Archive for May, 2007

[CR] on NECN

Thursday, May 31st, 2007

New England Cable News came to Middlebury this past week to interview John McCardell and members of Choose Responsibility about the ineffectiveness of the 21 year-old drinking age. Here’s their story:

The Worldwide Decline in Drinking and Driving

Sunday, May 27th, 2007

While this research is not new, it is worth revisiting. In 1993 traffic safety experts convened from six countries to report on progress against the drinking and driving problem. Statistical records kept from 1982-1992 for alcohol-related traffic fatalities in each of the following countries show the following trends:

United Kingdom: 50% Decline
Germany: 37% Decline
Australia: 32% Decline
The Netherlands: 28% Decline
Canada: 28% Decline
United States: 26% Decline

This downward trend in drunk driving across the board shows quite clearly that the 21 year-old drinking age in the United States was, at best, the least effective measure to limit drunk driving amongst these developed countries and, more likely, is falsely credited as the key to changing social mores that in fact changed across all industrialized countries with no drinking age changes. Amongst these six countries only the US raised the drinking age (in 1984) to curb drunk driving; others adopted policies that recognized drinking and driving as an especially dangerous outcome of irresponsible drinking behavior. Rather than target drinking, they targeted behavior. Nearly all countries stepped up intoxicated driving enforcement and lowered legal BAC level. The Netherlands, recognizing that drinking and driving was a behavior best limited if prevented early, lowered BAC levels further for young drivers. Not a single country outside of the US lowered the drinking age, and yet every last one of them managed to reduce alcohol-related fatalities at higher rates than the US. It would seem that the drinking age then is the least effective way to reduce drinking and driving.
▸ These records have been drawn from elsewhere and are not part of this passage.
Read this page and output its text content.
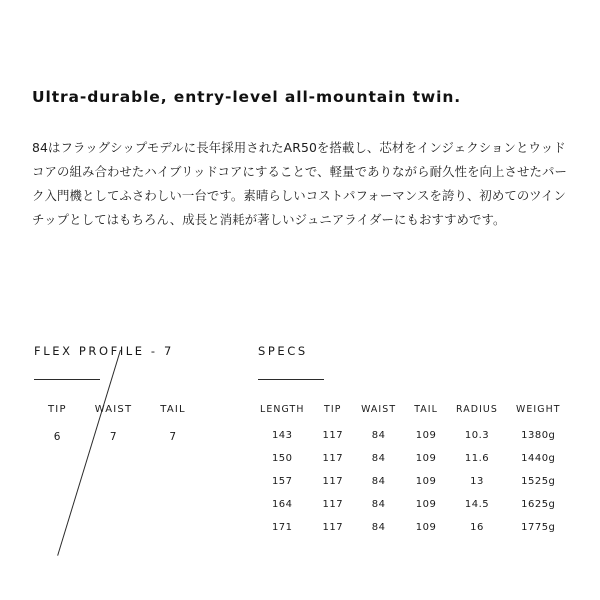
Ultra-durable, entry-level all-mountain twin.

84はフラッグシップモデルに長年採用されたAR50を搭載し、芯材をインジェクションとウッドコアの組み合わせたハイブリッドコアにすることで、軽量でありながら耐久性を向上させたパーク入門機としてふさわしい一台です。素晴らしいコストパフォーマンスを誇り、初めてのツインチップとしてはもちろん、成長と消耗が著しいジュニアライダーにもおすすめです。

FLEX PROFILE - 7
TIP	WAIST	TAIL
6	7	7
SPECS
LENGTH	TIP	WAIST	TAIL	RADIUS	WEIGHT
143	117	84	109	10.3	1380g
150	117	84	109	11.6	1440g
157	117	84	109	13	1525g
164	117	84	109	14.5	1625g
171	117	84	109	16	1775g
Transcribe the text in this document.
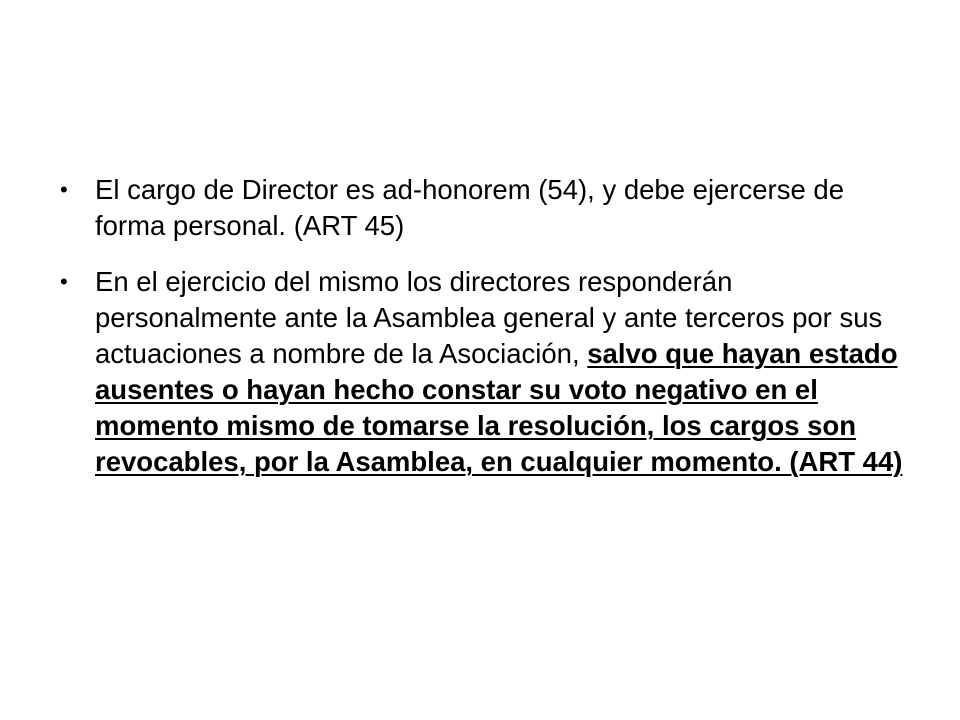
• El cargo de Director es ad-honorem (54), y debe ejercerse de forma personal. (ART 45)
• En el ejercicio del mismo los directores responderán personalmente ante la Asamblea general y ante terceros por sus actuaciones a nombre de la Asociación, salvo que hayan estado ausentes o hayan hecho constar su voto negativo en el momento mismo de tomarse la resolución, los cargos son revocables, por la Asamblea, en cualquier momento. (ART 44)
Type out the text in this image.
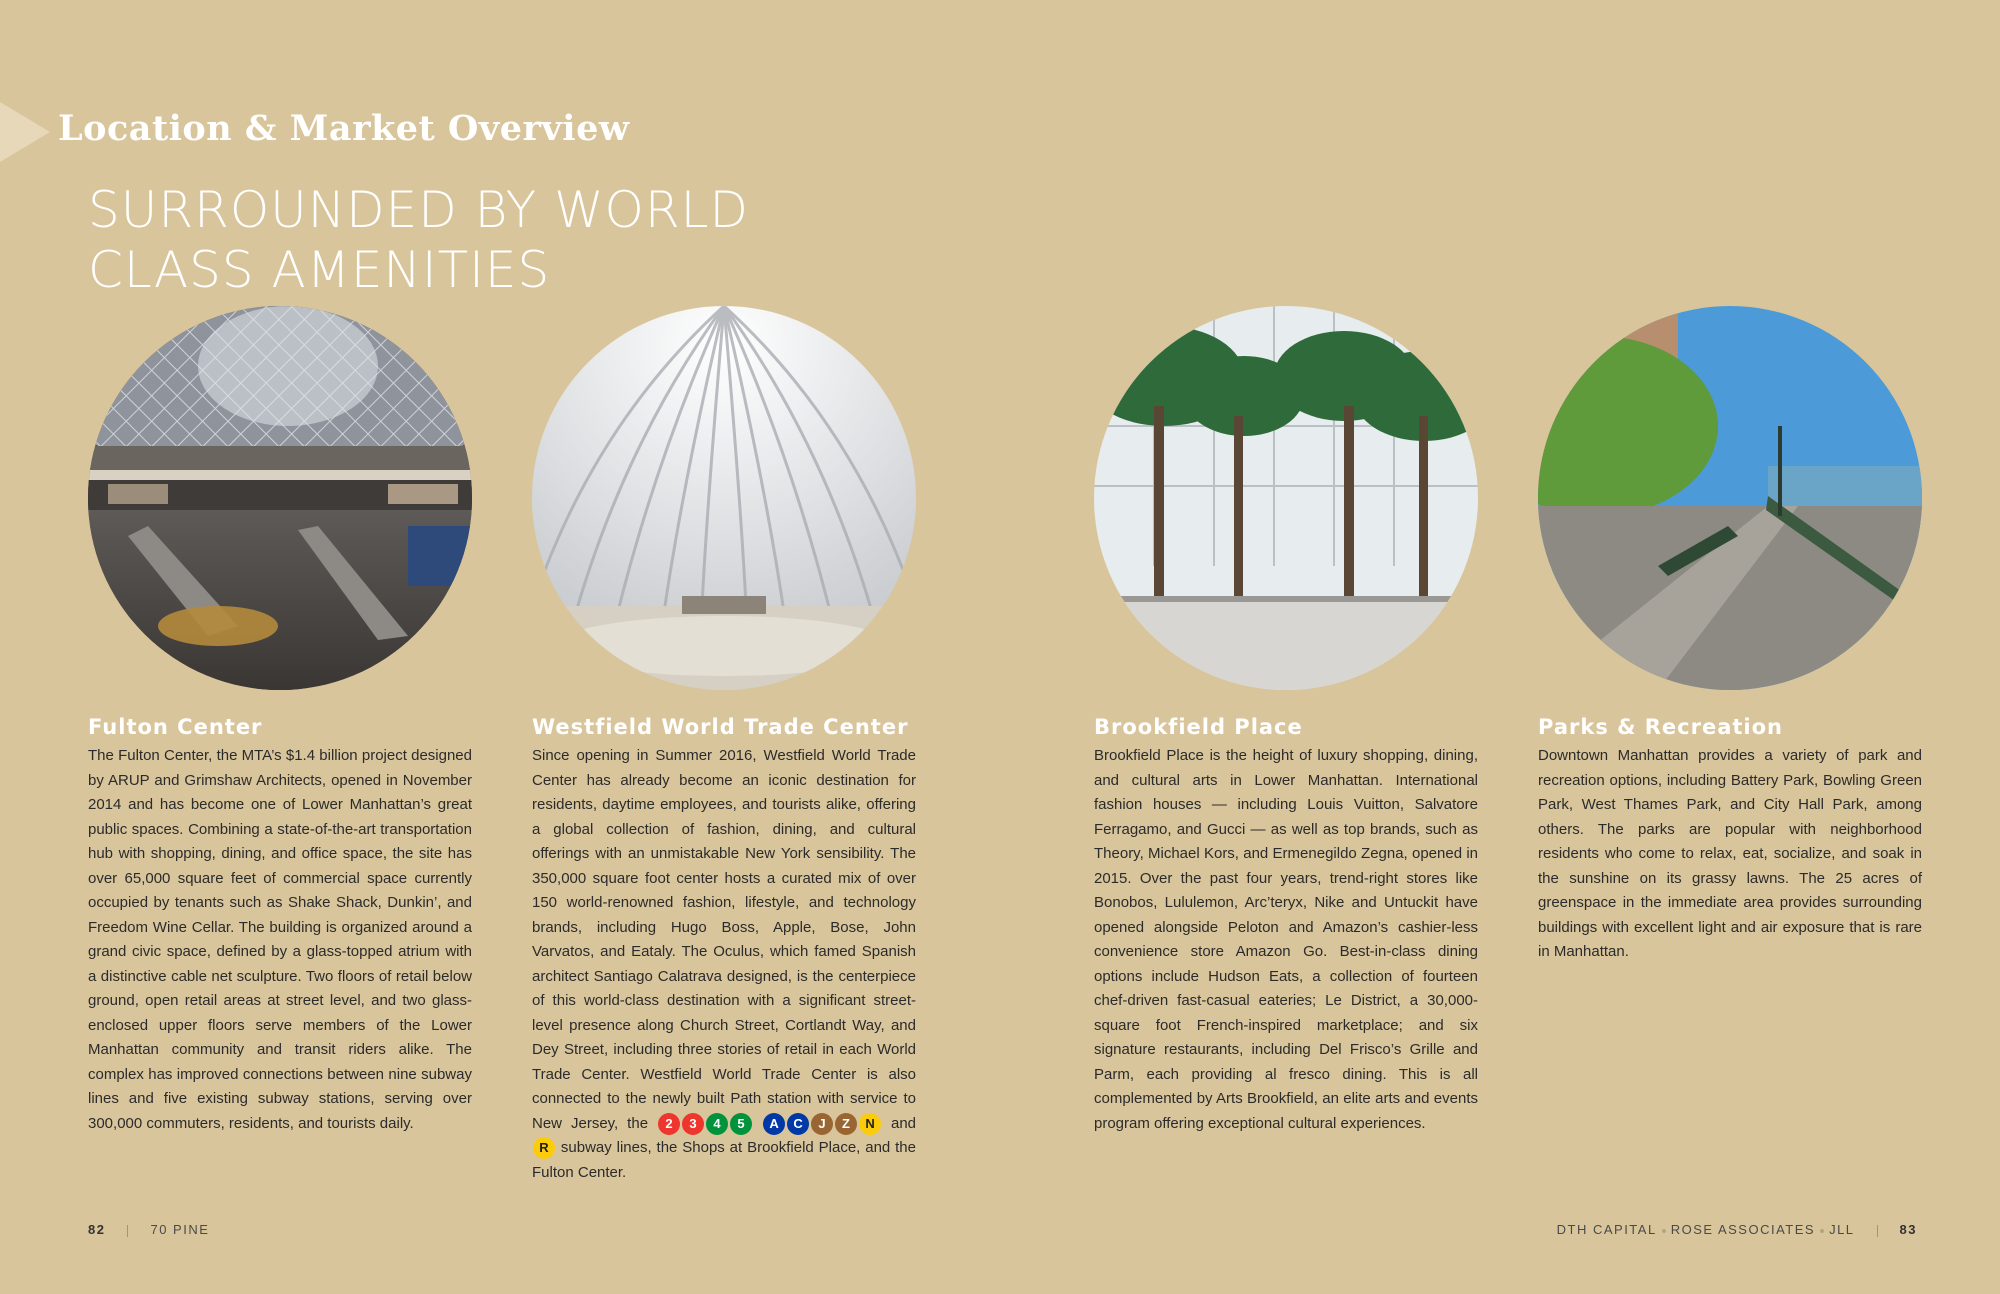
Location & Market Overview
SURROUNDED BY WORLD
CLASS AMENITIES
Fulton Center

The Fulton Center, the MTA’s $1.4 billion project designed by ARUP and Grimshaw Architects, opened in November 2014 and has become one of Lower Manhattan’s great public spaces. Combining a state-of-the-art transportation hub with shopping, dining, and office space, the site has over 65,000 square feet of commercial space currently occupied by tenants such as Shake Shack, Dunkin’, and Freedom Wine Cellar. The building is organized around a grand civic space, defined by a glass-topped atrium with a distinctive cable net sculpture. Two floors of retail below ground, open retail areas at street level, and two glass-enclosed upper floors serve members of the Lower Manhattan community and transit riders alike. The complex has improved connections between nine subway lines and five existing subway stations, serving over 300,000 commuters, residents, and tourists daily.

Westfield World Trade Center

Since opening in Summer 2016, Westfield World Trade Center has already become an iconic destination for residents, daytime employees, and tourists alike, offering a global collection of fashion, dining, and cultural offerings with an unmistakable New York sensibility. The 350,000 square foot center hosts a curated mix of over 150 world-renowned fashion, lifestyle, and technology brands, including Hugo Boss, Apple, Bose, John Varvatos, and Eataly. The Oculus, which famed Spanish architect Santiago Calatrava designed, is the centerpiece of this world-class destination with a significant street-level presence along Church Street, Cortlandt Way, and Dey Street, including three stories of retail in each World Trade Center. Westfield World Trade Center is also connected to the newly built Path station with service to New Jersey, the 2 3 4 5 A C J Z N and R subway lines, the Shops at Brookfield Place, and the Fulton Center.

Brookfield Place

Brookfield Place is the height of luxury shopping, dining, and cultural arts in Lower Manhattan. International fashion houses — including Louis Vuitton, Salvatore Ferragamo, and Gucci — as well as top brands, such as Theory, Michael Kors, and Ermenegildo Zegna, opened in 2015. Over the past four years, trend-right stores like Bonobos, Lululemon, Arc’teryx, Nike and Untuckit have opened alongside Peloton and Amazon’s cashier-less convenience store Amazon Go. Best-in-class dining options include Hudson Eats, a collection of fourteen chef-driven fast-casual eateries; Le District, a 30,000-square foot French-inspired marketplace; and six signature restaurants, including Del Frisco’s Grille and Parm, each providing al fresco dining. This is all complemented by Arts Brookfield, an elite arts and events program offering exceptional cultural experiences.

Parks & Recreation

Downtown Manhattan provides a variety of park and recreation options, including Battery Park, Bowling Green Park, West Thames Park, and City Hall Park, among others. The parks are popular with neighborhood residents who come to relax, eat, socialize, and soak in the sunshine on its grassy lawns. The 25 acres of greenspace in the immediate area provides surrounding buildings with excellent light and air exposure that is rare in Manhattan.

82	70 PINE	DTH CAPITAL ROSE ASSOCIATES JLL	83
More proof that Legal Age 21 isn’t working

Wednesday, May 23rd, 2007

Take a minute to read this article, and the comments that follow for another example of the puzzling inconsistencies posed to young adults by Legal Age 21.

Alcohol and the Family

Wednesday, May 23rd, 2007

Binge drinking continues to be a serious health problem in the both the US and the UK and solutions to curb dangerous alcohol consumption are allusive. A study released in the UK earlier this month found that when parents provided alcohol to their children in a family environment, children were less likely to engage in binge drinking and experience negative drinking outcomes. The findings come from a survey of 10,271 15-16 students in North West England published in the online journal Substance Abuse Treatment, Prevention, and Policy.

“Such family consumption,” writes lead researcher Marc Bellis, “may help open up an early dialog about alcohol between parents and children. It allows youths to experiment with alcohol in a family setting with positive parental role models rather than outside the family with pressure from peers to consume to excess.” And it is from this experiential learning that these young adults come to learn responsible drinking practices.

Lower Drinking Age For Marines

Friday, May 18th, 2007

The Marine Corps Times reported this last week that on April 19 US Marine Corps commandant General James T. Conway issued a change of alcohol policies for Marines under the age of 21. The new rules decriminalize welcome-home beer for underage Marines returning from deployment and giving commanders the authority to hold an 18-and-up kegger on base upon a unit’s return from a war zone. According to North County Times of San Diego, a 1995 rule dictated that underage marines were held to drinking age of the states in which they were stationed. Permitting alcohol consumption is now at the discretion of base commanders.

In addition to this domestic policies, Marines will now be held accountable to the legal drinking age laws of the countries they are stationed in. Previously, Marines under 21 were forced to abide by the 21 year-old drinking age even if the laws made it legal for 18 year-olds to drink. Under the new policies marines will be held to the laws of the country in which they are stationed. If the drinking age is an age lower than 18, an 18 year-old legal drinking age will be enforced. This should be of minimal consequence because of those 17 year-old recruits that exist in the marines few, it would seem, would still be 18 upon deployment.

Critics of the law suggest that increased access to alcohol could lead to increased alcohol-related traffic fatalities for marines stationed at home. However, the marines quoted in the above articles, all of whom support the law, suggest that because these underage marines are already drinking, the new rule will provide an incentive to bring that drinking back on base under the control of the base commander.